Но я не чувствовал страха. Будь что будет.
Аул встретил меня неприветливо. Пересекая реку, я заметил под мостом женщин, полоскавших белье. Они глянули на меня хмуро, зашептались о чем-то, отводя глаза.
Первым делом я отправился в дом, где останавливался когда-то на ночлег и где встретил Циру.
— Никакой внучки у меня нет, — пробормотала пожилая хозяйка, деловито развешивая во дворе белье. — Внук у меня, он в отъезде… В полку.
— Но я же видел тут девочку. Может, это ваша соседка? Цира, с косами. Я отдал ей цепочку, помните?
Она глянула на меня с жалостью.
— Померещилось вам, барин… В дождь тут чего не увидишь. Забудьте вы. Выбросьте из головы.
— А человек на горе… — начал было я, растерявшись, но она вдруг отрезала:
— Занята я с вами про горы толковать. Жизнь старого человека трудна. Не до пересудов нам.
И, прижав к бедру опустевший таз, поковыляла к дому.
Я побродил по аулу, надеясь, что встречу кого-то, кто захотел бы поговорить со мной. Свинья доедала в канаве арбуз, двое жеребят, запрокидывая головы, рвали губами яблоки с дерева. Общаться со мной никто не хотел: завидя меня, люди отворачивались или вовсе уходили в дома, чтобы поглазеть на меня из окон. В конце концов я зашел пообедать в таверну у большой дороги. Посетителей, кроме меня, не было. Под низким закопченным потолком пахло вареным мясом. Хозяйка принесла мне чаю, и я, решив и тут испытать удачу, спросил:
— Что за человек живет на горе?
Хозяйка бросила на меня короткий испуганный взгляд и ничего не ответила. Она была хрупкой и маленькой, ее красивое лицо кривилось, выражая озабоченность и застарелый страх. Когда она вышла из комнаты, ее дочка, девочка лет восьми, которая мела поблизости пол, сказала вдруг, будто колокольчик зазвенел на ветру:
— Мы не говорим про него. Он не велел.
— Кто?
— Хозяин горы. Черный всадник.
— Он обижает вас?
Она пожала плечами и, бросив свое занятие, несмело шагнула ко мне.
— Мама говорит, он дьявол, — сказала она скорее увлеченно, чем испуганно. — Говорит, он утаскивает людей на гору, и меня утащит, если буду своевольничать. Но я не боюсь! — она быстро улыбнулась — в ней, видно, еще жила твердая детская убежденность в особенности собственной судьбы — и потупилась. — Он красивый. И дал мне браслетик.
Она протянула ко мне чумазую ручонку, на которой, намотанный в несколько нитей, поблескивал браслет из мелких речных камушков.

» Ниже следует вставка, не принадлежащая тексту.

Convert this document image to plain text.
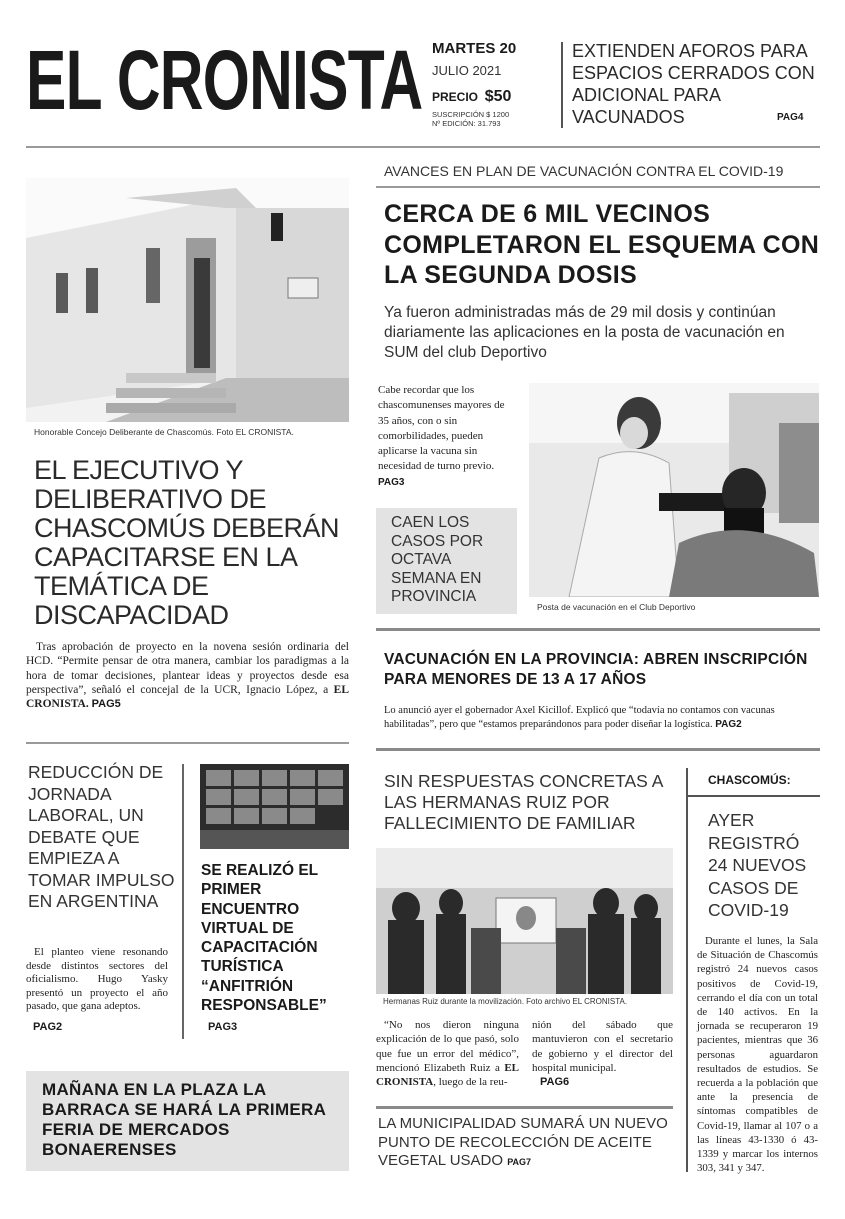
EL CRONISTA MARTES 20
JULIO 2021
PRECIO $50
SUSCRIPCIÓN $ 1200
Nº EDICIÓN: 31.793
EXTIENDEN AFOROS PARA ESPACIOS CERRADOS CON ADICIONAL PARA VACUNADOS	PAG4
Honorable Concejo Deliberante de Chascomús. Foto EL CRONISTA.
EL EJECUTIVO Y DELIBERATIVO DE CHASCOMÚS DEBERÁN CAPACITARSE EN LA TEMÁTICA DE DISCAPACIDAD
Tras aprobación de proyecto en la novena sesión ordinaria del HCD. “Permite pensar de otra manera, cambiar los paradigmas a la hora de tomar decisiones, plantear ideas y proyectos desde esa perspectiva”, señaló el concejal de la UCR, Ignacio López, a EL CRONISTA. PAG5
AVANCES EN PLAN DE VACUNACIÓN CONTRA EL COVID-19
CERCA DE 6 MIL VECINOS COMPLETARON EL ESQUEMA CON LA SEGUNDA DOSIS
Ya fueron administradas más de 29 mil dosis y continúan diariamente las aplicaciones en la posta de vacunación en SUM del club Deportivo
Cabe recordar que los chascomunenses mayores de 35 años, con o sin comorbilidades, pueden aplicarse la vacuna sin necesidad de turno previo. PAG3
CAEN LOS CASOS POR OCTAVA SEMANA EN PROVINCIA
Posta de vacunación en el Club Deportivo
VACUNACIÓN EN LA PROVINCIA: ABREN INSCRIPCIÓN PARA MENORES DE 13 A 17 AÑOS
Lo anunció ayer el gobernador Axel Kicillof. Explicó que “todavía no contamos con vacunas habilitadas”, pero que “estamos preparándonos para poder diseñar la logística. PAG2
REDUCCIÓN DE JORNADA LABORAL, UN DEBATE QUE EMPIEZA A TOMAR IMPULSO EN ARGENTINA
El planteo viene resonando desde distintos sectores del oficialismo. Hugo Yasky presentó un proyecto el año pasado, que gana adeptos.
PAG2
SE REALIZÓ EL PRIMER ENCUENTRO VIRTUAL DE CAPACITACIÓN TURÍSTICA “ANFITRIÓN RESPONSABLE”
PAG3
MAÑANA EN LA PLAZA LA BARRACA SE HARÁ LA PRIMERA FERIA DE MERCADOS BONAERENSES
SIN RESPUESTAS CONCRETAS A LAS HERMANAS RUIZ POR FALLECIMIENTO DE FAMILIAR
Hermanas Ruiz durante la movilización. Foto archivo EL CRONISTA.
“No nos dieron ninguna explicación de lo que pasó, solo que fue un error del médico”, mencionó Elizabeth Ruiz a EL CRONISTA, luego de la reu-
nión del sábado que mantuvieron con el secretario de gobierno y el director del hospital municipal.
PAG6
LA MUNICIPALIDAD SUMARÁ UN NUEVO PUNTO DE RECOLECCIÓN DE ACEITE VEGETAL USADO PAG7
CHASCOMÚS:
AYER REGISTRÓ 24 NUEVOS CASOS DE COVID-19
Durante el lunes, la Sala de Situación de Chascomús registró 24 nuevos casos positivos de Covid-19, cerrando el día con un total de 140 activos. En la jornada se recuperaron 19 pacientes, mientras que 36 personas aguardaron resultados de estudios. Se recuerda a la población que ante la presencia de síntomas compatibles de Covid-19, llamar al 107 o a las líneas 43-1330 ó 43-1339 y marcar los internos 303, 341 y 347.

— А ну за дело! — прикрикнула на девочку мать, появившись в дверях с подносом. Малышка в один миг отскочила от меня и схватилась за метлу.
А женщина с нескрывваемой досадой водрузила передо мной тарелку с овощным рагу и пробормотала сквозь зубы:
— Уж не знаю, что вам наговорила моя дочь, а ничего на горе нет. А если что и было, то давно в землю ушло.
Я возвращался неторопливо, погрузившись в свои мысли. Клонился к закату полный солнца и влаги день, дурманяще пахли цветы. Как жаль, что такая благодать обманчива. Как жаль, что нельзя жить в ней спокойно и праведно вечно, не зная зла.
На пороге дома Янко, бесстыдно существуя несмотря на уверения деревенских, ел яблоко.
— Ну как погулял? — спросил он меня, прищурившись.
— Я расспрашивал о тебе в ауле, но со мной отказались разговаривать, — ответил я честно, спрыгивая с коня.
— Вот что значит хорошо воспитанный народ! — он выбросил огрызок в кусты и поднялся, шагнул ближе с ленивой грацией разомлевшей на солнце кошки. — Если тебе что про меня интересно, так спроси прямо.
Он погладил по носу мою лошадь и глянул на меня искоса, хитро. Так девицы глядят на балах на кавалеров. В его волосах путалось рыжее заходящее солнце. “Он красивый”, — так сказала девочка из таверны. Не соврала.
— Кто ты такой? — спросил я прямо. — Почему тебя боятся в ауле?
Он фыркнул, закатил глаза:
— Тебе память отшибло? О чем, ты думаешь, я рассказываю тебе каждый вечер уже много дней? Разве не о том, кто я?
— Почему тебя боятся в ауле? — вздохнул я, решив не спорить.
Он махнул рукой, будто речь шла о безделице, и ангельски улыбнулся.
— Характер у меня неспокойный. Могу и осерчать. И ты побоялся бы, барин.
— Да Бога ради… — вздохнул я с досадой. — Зови меня Алесь.